My mother would tell this version when I was little, for years.
"You were a baby," she would say, nodding at me. This was a story told to an audience. "Your sister wasn't born yet. We had a graduation party from the University of Tennessee for M. M was graduating before us. We invited everyone at the liberal table: there was only one liberal table." My parents were undergraduates and so poor that my mother wanted to buy me a $3.00 teddy bear and couldn't.
"Everyone was there. The City Manager of Knoxville was there. Then the police raided the party: the City Manager had already left. They took your father to jail.... they didn't know what to do with you, so they left me with you in the house alone..... I was afraid the neighbors would LYNCH us...." This was said as a joke with widened eyes. My mother charming people.
This was in the early 1960s. I didn't remember it. "They threw your father and me out of school.

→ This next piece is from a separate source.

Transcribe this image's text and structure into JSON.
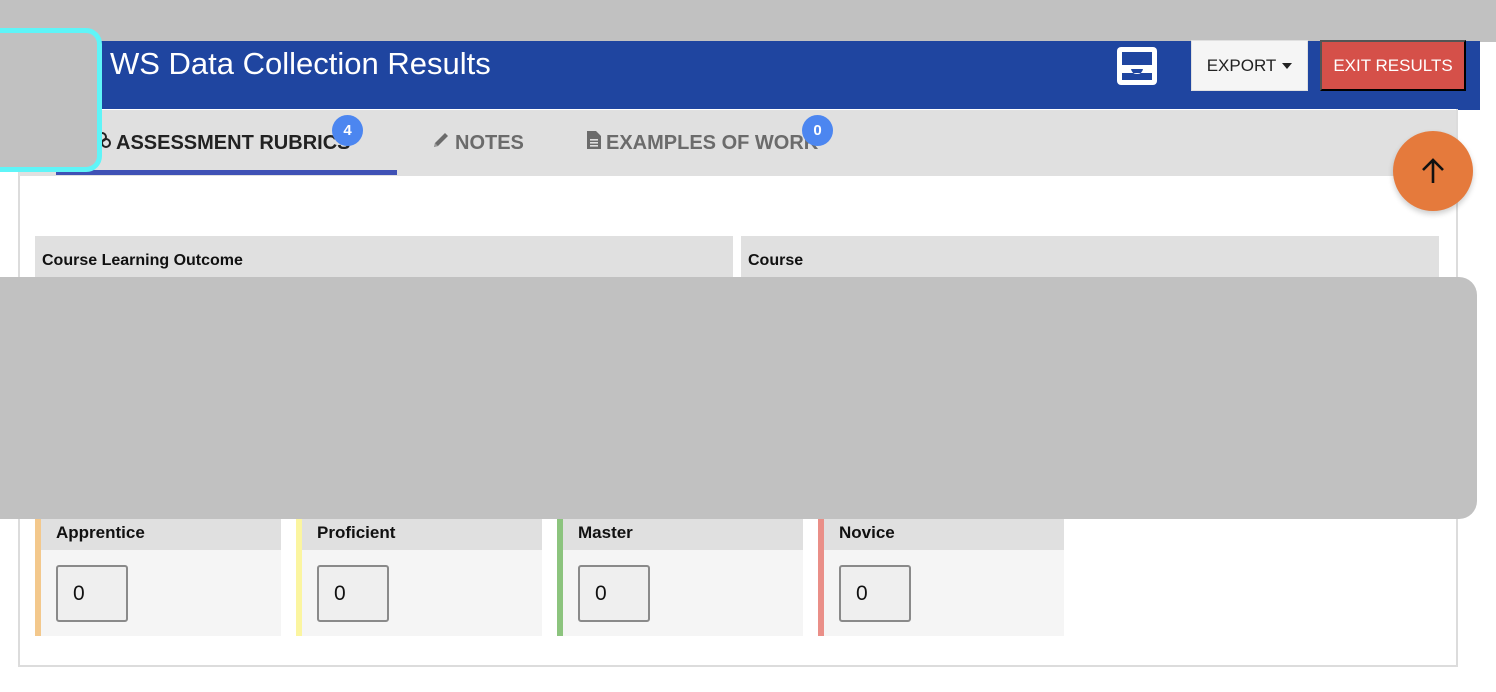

It was on the front page of the paper! It went to COURT. The policeman was on the stand. He said, "Ah looked in the window and ah saw a sight ah hope never to see again in mah life: a nigra a dancin' with a blonde."

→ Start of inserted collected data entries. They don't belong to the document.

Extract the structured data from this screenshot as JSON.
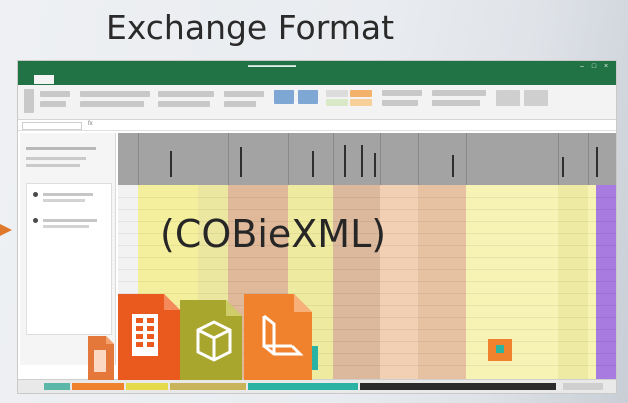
{
  "slide": {
    "title": "Exchange Format",
    "overlay": "(COBieXML)"
  },
  "colors": {
    "excel_green": "#217346",
    "yellow": "#f4ef9c",
    "tan": "#dfb99a",
    "purple": "#a77be0",
    "orange": "#f0822d",
    "olive": "#a9a62d",
    "teal": "#2ab3a3",
    "dark_tab": "#2b2b2b"
  },
  "icons": [
    "document-icon",
    "spreadsheet-icon",
    "box-model-icon",
    "chair-model-icon"
  ]
}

"The judge threw it out," says my mother with relish, and to laughter at the dumb southern cop. "There were only two minors present: the black daughter of a minister and her friend, and everyone swore they had not touched a drop of alcohol. There were no drugs. They raided us purely because it was a mixed race party."
"Your father went back to school and finished his degree. I refused to go back."
And that was the version I heard growing up.